# Changelog
## [Unreleased]
### Fixes
- CLI: return format-safe empty outputs for `search`, `vsearch`, and `query`
when no results are found (or when `--min-score` filters all results):
`[]` for `--json`, CSV header-only for `--csv`, `` for
`--xml`, and empty output for `--md`/`--files`. #183
## [1.0.8] - 2026-02-19
QMD now speaks in **query documents** — structured multi-line queries where each line is typed (`lex:`, `vec:`, `hyde:`, `expand:`), combining keyword precision with semantic recall. A single plain query still works exactly as before. AI agents using the MCP tool get significantly richer search capability: lex now supports quoted phrases and negation (`"C++ performance" -sports -athlete`), making intent-aware disambiguation practical.
### Changes
- **Query document format**: multi-line queries with typed sub-queries (`lex:`, `vec:`, `hyde:`, `expand:`). Plain queries remain the default (`expand:` implicit). First sub-query gets 2× fusion weight — put your strongest signal first.
- **Lex syntax**: full BM25 operator support. `"exact phrase"` for verbatim matching; `-term` and `-"phrase"` for exclusions. Essential for disambiguation when a term is overloaded across domains (e.g. `performance -sports -athlete`).
- **`expand:` type**: explicit auto-expansion via local LLM. Max one per query document. Identical to the prior default behavior for plain queries.
- **MCP `query` tool** (renamed from `structured_search`): rewrote the tool description to fully teach AI agents the query document format, lex syntax, and combination strategy. Includes worked examples with intent-aware lex.
- **HTTP `/query` endpoint** (renamed from `/search`; `/search` kept as silent alias).

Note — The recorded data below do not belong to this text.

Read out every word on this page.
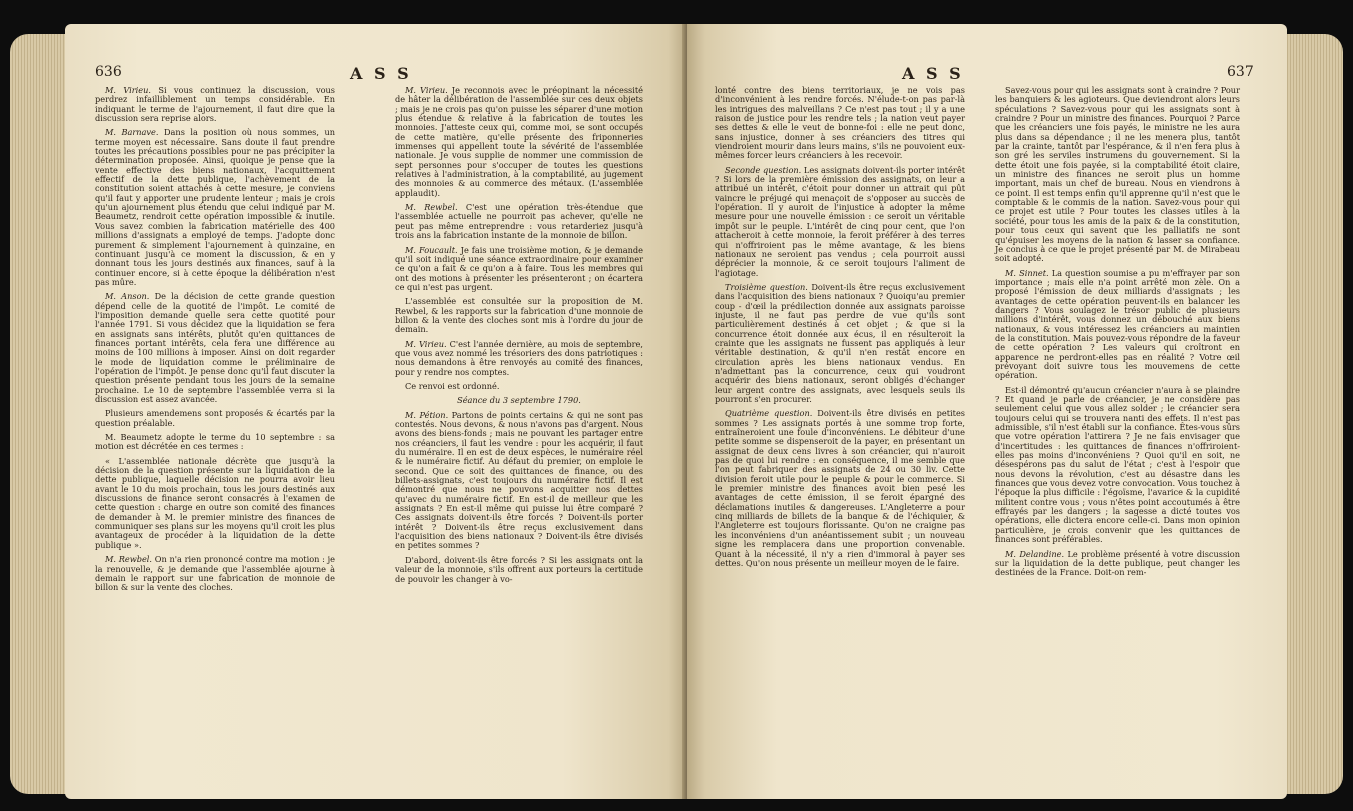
636	A S S

M. Virieu. Si vous continuez la discussion, vous perdrez infailliblement un temps considérable. En indiquant le terme de l'ajournement, il faut dire que la discussion sera reprise alors.

M. Barnave. Dans la position où nous sommes, un terme moyen est nécessaire. Sans doute il faut prendre toutes les précautions possibles pour ne pas précipiter la détermination proposée. Ainsi, quoique je pense que la vente effective des biens nationaux, l'acquittement effectif de la dette publique, l'achèvement de la constitution soient attachés à cette mesure, je conviens qu'il faut y apporter une prudente lenteur ; mais je crois qu'un ajournement plus étendu que celui indiqué par M. Beaumetz, rendroit cette opération impossible & inutile. Vous savez combien la fabrication matérielle des 400 millions d'assignats a employé de temps. J'adopte donc purement & simplement l'ajournement à quinzaine, en continuant jusqu'à ce moment la discussion, & en y donnant tous les jours destinés aux finances, sauf à la continuer encore, si à cette époque la délibération n'est pas mûre.

M. Anson. De la décision de cette grande question dépend celle de la quotité de l'impôt. Le comité de l'imposition demande quelle sera cette quotité pour l'année 1791. Si vous décidez que la liquidation se fera en assignats sans intérêts, plutôt qu'en quittances de finances portant intérêts, cela fera une différence au moins de 100 millions à imposer. Ainsi on doit regarder le mode de liquidation comme le préliminaire de l'opération de l'impôt. Je pense donc qu'il faut discuter la question présente pendant tous les jours de la semaine prochaine. Le 10 de septembre l'assemblée verra si la discussion est assez avancée.

Plusieurs amendemens sont proposés & écartés par la question préalable.

M. Beaumetz adopte le terme du 10 septembre : sa motion est décrétée en ces termes :

« L'assemblée nationale décrète que jusqu'à la décision de la question présente sur la liquidation de la dette publique, laquelle décision ne pourra avoir lieu avant le 10 du mois prochain, tous les jours destinés aux discussions de finance seront consacrés à l'examen de cette question : charge en outre son comité des finances de demander à M. le premier ministre des finances de communiquer ses plans sur les moyens qu'il croit les plus avantageux de procéder à la liquidation de la dette publique ».

M. Rewbel. On n'a rien prononcé contre ma motion : je la renouvelle, & je demande que l'assemblée ajourne à demain le rapport sur une fabrication de monnoie de billon & sur la vente des cloches.

M. Virieu. Je reconnois avec le préopinant la nécessité de hâter la délibération de l'assemblée sur ces deux objets ; mais je ne crois pas qu'on puisse les séparer d'une motion plus étendue & relative à la fabrication de toutes les monnoies. J'atteste ceux qui, comme moi, se sont occupés de cette matière, qu'elle présente des friponneries immenses qui appellent toute la sévérité de l'assemblée nationale. Je vous supplie de nommer une commission de sept personnes pour s'occuper de toutes les questions relatives à l'administration, à la comptabilité, au jugement des monnoies & au commerce des métaux. (L'assemblée applaudit).

M. Rewbel. C'est une opération très-étendue que l'assemblée actuelle ne pourroit pas achever, qu'elle ne peut pas même entreprendre : vous retarderiez jusqu'à trois ans la fabrication instante de la monnoie de billon.

M. Foucault. Je fais une troisième motion, & je demande qu'il soit indiqué une séance extraordinaire pour examiner ce qu'on a fait & ce qu'on a à faire. Tous les membres qui ont des motions à présenter les présenteront ; on écartera ce qui n'est pas urgent.

L'assemblée est consultée sur la proposition de M. Rewbel, & les rapports sur la fabrication d'une monnoie de billon & la vente des cloches sont mis à l'ordre du jour de demain.

M. Virieu. C'est l'année dernière, au mois de septembre, que vous avez nommé les trésoriers des dons patriotiques : nous demandons à être renvoyés au comité des finances, pour y rendre nos comptes.

Ce renvoi est ordonné.

Séance du 3 septembre 1790.

M. Pétion. Partons de points certains & qui ne sont pas contestés. Nous devons, & nous n'avons pas d'argent. Nous avons des biens-fonds ; mais ne pouvant les partager entre nos créanciers, il faut les vendre : pour les acquérir, il faut du numéraire. Il en est de deux espèces, le numéraire réel & le numéraire fictif. Au défaut du premier, on emploie le second. Que ce soit des quittances de finance, ou des billets-assignats, c'est toujours du numéraire fictif. Il est démontré que nous ne pouvons acquitter nos dettes qu'avec du numéraire fictif. En est-il de meilleur que les assignats ? En est-il même qui puisse lui être comparé ? Ces assignats doivent-ils être forcés ? Doivent-ils porter intérêt ? Doivent-ils être reçus exclusivement dans l'acquisition des biens nationaux ? Doivent-ils être divisés en petites sommes ?

D'abord, doivent-ils être forcés ? Si les assignats ont la valeur de la monnoie, s'ils offrent aux porteurs la certitude de pouvoir les changer à vo-

A S S	637

lonté contre des biens territoriaux, je ne vois pas d'inconvénient à les rendre forcés. N'élude-t-on pas par-là les intrigues des malveillans ? Ce n'est pas tout ; il y a une raison de justice pour les rendre tels ; la nation veut payer ses dettes & elle le veut de bonne-foi : elle ne peut donc, sans injustice, donner à ses créanciers des titres qui viendroient mourir dans leurs mains, s'ils ne pouvoient eux-mêmes forcer leurs créanciers à les recevoir.

Seconde question. Les assignats doivent-ils porter intérêt ? Si lors de la première émission des assignats, on leur a attribué un intérêt, c'étoit pour donner un attrait qui pût vaincre le préjugé qui menaçoit de s'opposer au succès de l'opération. Il y auroit de l'injustice à adopter la même mesure pour une nouvelle émission : ce seroit un véritable impôt sur le peuple. L'intérêt de cinq pour cent, que l'on attacheroit à cette monnoie, la feroit préférer à des terres qui n'offriroient pas le même avantage, & les biens nationaux ne seroient pas vendus ; cela pourroit aussi déprécier la monnoie, & ce seroit toujours l'aliment de l'agiotage.

Troisième question. Doivent-ils être reçus exclusivement dans l'acquisition des biens nationaux ? Quoiqu'au premier coup - d'œil la prédilection donnée aux assignats paroisse injuste, il ne faut pas perdre de vue qu'ils sont particulièrement destinés à cet objet ; & que si la concurrence étoit donnée aux écus, il en résulteroit la crainte que les assignats ne fussent pas appliqués à leur véritable destination, & qu'il n'en restât encore en circulation après les biens nationaux vendus. En n'admettant pas la concurrence, ceux qui voudront acquérir des biens nationaux, seront obligés d'échanger leur argent contre des assignats, avec lesquels seuls ils pourront s'en procurer.

Quatrième question. Doivent-ils être divisés en petites sommes ? Les assignats portés à une somme trop forte, entraîneroient une foule d'inconvéniens. Le débiteur d'une petite somme se dispenseroit de la payer, en présentant un assignat de deux cens livres à son créancier, qui n'auroit pas de quoi lui rendre : en conséquence, il me semble que l'on peut fabriquer des assignats de 24 ou 30 liv. Cette division feroit utile pour le peuple & pour le commerce. Si le premier ministre des finances avoit bien pesé les avantages de cette émission, il se feroit épargné des déclamations inutiles & dangereuses. L'Angleterre a pour cinq milliards de billets de la banque & de l'échiquier, & l'Angleterre est toujours florissante. Qu'on ne craigne pas les inconvéniens d'un anéantissement subit ; un nouveau signe les remplacera dans une proportion convenable. Quant à la nécessité, il n'y a rien d'immoral à payer ses dettes. Qu'on nous présente un meilleur moyen de le faire.

Savez-vous pour qui les assignats sont à craindre ? Pour les banquiers & les agioteurs. Que deviendront alors leurs spéculations ? Savez-vous pour qui les assignats sont à craindre ? Pour un ministre des finances. Pourquoi ? Parce que les créanciers une fois payés, le ministre ne les aura plus dans sa dépendance ; il ne les menera plus, tantôt par la crainte, tantôt par l'espérance, & il n'en fera plus à son gré les serviles instrumens du gouvernement. Si la dette étoit une fois payée, si la comptabilité étoit claire, un ministre des finances ne seroit plus un homme important, mais un chef de bureau. Nous en viendrons à ce point. Il est temps enfin qu'il apprenne qu'il n'est que le comptable & le commis de la nation. Savez-vous pour qui ce projet est utile ? Pour toutes les classes utiles à la société, pour tous les amis de la paix & de la constitution, pour tous ceux qui savent que les palliatifs ne sont qu'épuiser les moyens de la nation & lasser sa confiance. Je conclus à ce que le projet présenté par M. de Mirabeau soit adopté.

M. Sinnet. La question soumise a pu m'effrayer par son importance ; mais elle n'a point arrêté mon zèle. On a proposé l'émission de deux milliards d'assignats ; les avantages de cette opération peuvent-ils en balancer les dangers ? Vous soulagez le trésor public de plusieurs millions d'intérêt, vous donnez un débouché aux biens nationaux, & vous intéressez les créanciers au maintien de la constitution. Mais pouvez-vous répondre de la faveur de cette opération ? Les valeurs qui croîtront en apparence ne perdront-elles pas en réalité ? Votre œil prévoyant doit suivre tous les mouvemens de cette opération.

Est-il démontré qu'aucun créancier n'aura à se plaindre ? Et quand je parle de créancier, je ne considère pas seulement celui que vous allez solder ; le créancier sera toujours celui qui se trouvera nanti des effets. Il n'est pas admissible, s'il n'est établi sur la confiance. Êtes-vous sûrs que votre opération l'attirera ? Je ne fais envisager que d'incertitudes : les quittances de finances n'offriroient-elles pas moins d'inconvéniens ? Quoi qu'il en soit, ne désespérons pas du salut de l'état ; c'est à l'espoir que nous devons la révolution, c'est au désastre dans les finances que vous devez votre convocation. Vous touchez à l'époque la plus difficile : l'égoïsme, l'avarice & la cupidité militent contre vous ; vous n'êtes point accoutumés à être effrayés par les dangers ; la sagesse a dicté toutes vos opérations, elle dictera encore celle-ci. Dans mon opinion particulière, je crois convenir que les quittances de finances sont préférables.

M. Delandine. Le problème présenté à votre discussion sur la liquidation de la dette publique, peut changer les destinées de la France. Doit-on rem-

- **`collections` array filter**: filter by multiple collections in a single query (`collections: ["notes", "brain"]`). Removed the single `collection` string param — array only.

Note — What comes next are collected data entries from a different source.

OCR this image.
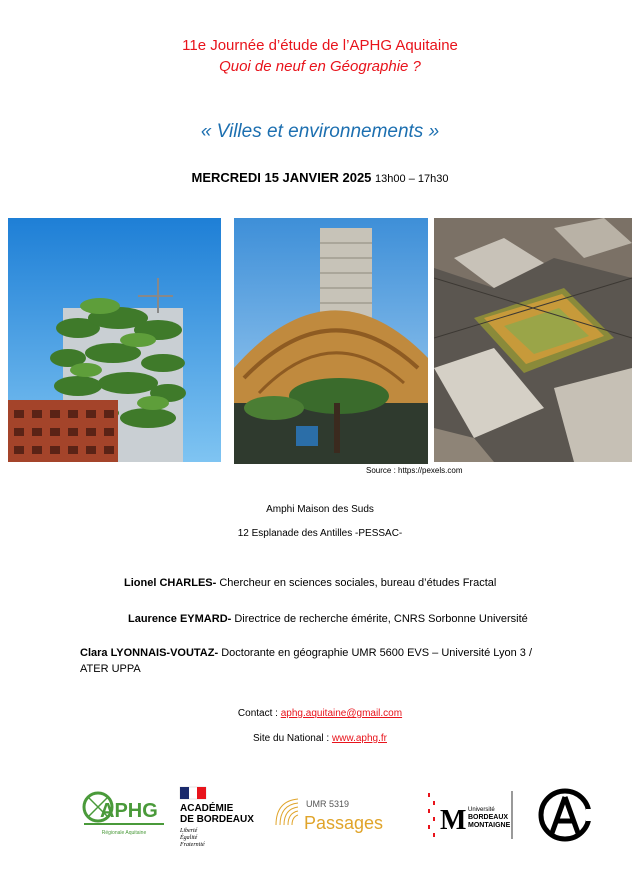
11e Journée d’étude de l’APHG Aquitaine
Quoi de neuf en Géographie ?
« Villes et environnements »
MERCREDI 15 JANVIER 2025 13h00 – 17h30
Source : https://pexels.com
Amphi Maison des Suds
12 Esplanade des Antilles -PESSAC-
Lionel CHARLES- Chercheur en sciences sociales, bureau d’études Fractal
Laurence EYMARD- Directrice de recherche émérite, CNRS Sorbonne Université
Clara LYONNAIS-VOUTAZ- Doctorante en géographie UMR 5600 EVS – Université Lyon 3 / ATER UPPA
Contact : aphg.aquitaine@gmail.com
Site du National : www.aphg.fr
APHG
Régionale Aquitaine
ACADÉMIE
DE BORDEAUX
Liberté
Égalité
Fraternité
UMR 5319
Passages M Université
BORDEAUX
MONTAIGNE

- **Collection `include`/`exclude`**: `includeByDefault: false` hides a collection from all queries unless explicitly named via `collections`. CLI: `qmd collection exclude ` / `qmd collection include `.
- **Collection `update-cmd`**: attach a shell command that runs before every `qmd update` (e.g. `git stash && git pull --rebase --ff-only && git stash pop`). CLI: `qmd collection update-cmd ''`.
- **`qmd status` tips**: shows actionable tips when collections lack context descriptions or update commands.
- **`qmd collection` subcommands**: `show`, `update-cmd`, `include`, `exclude`. Bare `qmd collection` now prints help.
- **Removed MCP tools** `search`, `vector_search`, `deep_search` — all superseded by `query`.
- **Removed** `qmd context check` command.
- **CLI timing**: each LLM step (expand, embed, rerank) prints elapsed time inline (`Expanding query... (4.2s)`).
### Fixes
- `qmd collection list` shows `[excluded]` tag for collections with `includeByDefault: false`.
- Default searches now respect `includeByDefault` — excluded collections are skipped unless explicitly named.
## [1.0.7] - 2026-02-18
### Changes
- LLM: add LiquidAI LFM2-1.2B as an alternative base model for query
expansion fine-tuning. LFM2's hybrid architecture (convolutions + attention)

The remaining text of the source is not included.